You know how it is when you're not expecting anything special and suddenly everything conspires to produce a special moment?


So it was when, in search of the first destination, we freewheeled down a short, steep hill on the outskirts of Cancale, took a left and found ourselves by the sea at Port Mer, a perfect, pocket-sized French seaside village.


There was one hotel and a couple of bars on the front across a narrow road from the sea wall and then a clean, soft sandy beach, gently shelving beneath the clear waters of a sheltered bay where yachts and fishing boats bobbed at anchor.


I loved the hotel sign. I loved the hotel room even more with a tiny balcony complete with a table and a couple of chairs overlooking the bay. It was hot. We grabbed towels and books and joined the few families dotted about the beach. That first swim in Channel water which was impossibly clear, was just fabulous.


Sunday in Cancale, the oyster capital of Brittany, was a revelation. It was across a couple of headlands from Port Mer. Vast degustation platters of shellfish and seaweed were being served in dozens of restaurants strung out all along the seafront but the real afficionados weren't in restaurants at all. They were perched akimbo on the sea wall next to the oyster market where they'd bought lunch and were busy levering oysters open and slurping them as people have done for centuries.


Much, much later, there was the small matter of picking up the bags from Port Mer, discovering how steeper the hill had got in a couple of hours and returning to St Malo via the coast road, busier as it was a sunny Sunday and the French had come out to play.


Cycling was a breeze in France. The drivers were polite and gave cyclists a wide berth so it felt very safe. There were no real hills to worry about and where there's a bit of undulation at least you have the satisfaction of the swooping downhill, which, if enthusiastic enough, gets you at least a third of the way up the other side.


There were plenty of other cyclists too. One couple could not possibly have been less than seventy years old but there they were, pottering along on sit-up-and-beg bikes on Sunday nodding amiably as we passed.
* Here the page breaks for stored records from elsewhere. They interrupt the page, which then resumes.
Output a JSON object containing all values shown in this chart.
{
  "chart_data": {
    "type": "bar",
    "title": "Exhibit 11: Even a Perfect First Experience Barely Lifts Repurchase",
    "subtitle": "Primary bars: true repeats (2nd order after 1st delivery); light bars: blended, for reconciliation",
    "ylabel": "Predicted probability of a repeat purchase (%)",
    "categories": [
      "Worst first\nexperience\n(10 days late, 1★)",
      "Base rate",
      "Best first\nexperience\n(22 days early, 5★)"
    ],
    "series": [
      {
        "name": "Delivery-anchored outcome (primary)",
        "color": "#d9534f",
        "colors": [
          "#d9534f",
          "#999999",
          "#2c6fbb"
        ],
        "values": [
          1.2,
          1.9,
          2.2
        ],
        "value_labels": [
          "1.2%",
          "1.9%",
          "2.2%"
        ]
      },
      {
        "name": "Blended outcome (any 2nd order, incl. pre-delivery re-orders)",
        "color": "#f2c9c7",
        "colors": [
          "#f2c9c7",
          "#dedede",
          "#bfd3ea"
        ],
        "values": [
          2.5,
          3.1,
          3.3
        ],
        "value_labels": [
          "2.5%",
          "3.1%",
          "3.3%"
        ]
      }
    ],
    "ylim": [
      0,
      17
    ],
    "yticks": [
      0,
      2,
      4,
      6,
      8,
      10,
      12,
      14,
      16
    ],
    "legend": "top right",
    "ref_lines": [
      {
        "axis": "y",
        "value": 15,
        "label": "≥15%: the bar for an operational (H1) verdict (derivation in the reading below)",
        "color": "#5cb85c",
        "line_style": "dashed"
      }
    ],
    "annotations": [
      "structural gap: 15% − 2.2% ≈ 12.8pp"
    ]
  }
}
The next stop was La Grande Plage, St Malo where an electic selection of French seaside architecture lines the promenade - a sought-after location for the summer residence - overlooking the wide beach and sea with the old fortifications of St Malo to the west a ten minute stroll away. A curious forest of thick tree trunks had been planted on the beach to protect the sea wall. Not a bad idea. They'd probably last hundreds of years.


We rode along roads which will be closed for Monday's Tour stage.


But in spite of our own tour of St Malo, I have to confess I'm still in denial about the whole cycle tour thing. I've never wanted to be a classic touring cyclist and still don't.


I'm a terrible apology of a cyclist; a real lightweight. I don't want to carry more than a rucksack and a pack on a rack. I loathe panniers and I feel sorry for those couples you occasionally see in faded waterproofs where the guy is grinding away the tarmac out front and the woman is a quarter of a mile back looking worn and miserable.


I really don't want to just bike from place to place in a determined fashion where achieving miles is more important than carefree exploration and exhilarating downhills generously peppered with stops to enquire, to observe and to loaf about a bit.


A French loaf is appealing on so many levels. Crumbs, you should try it.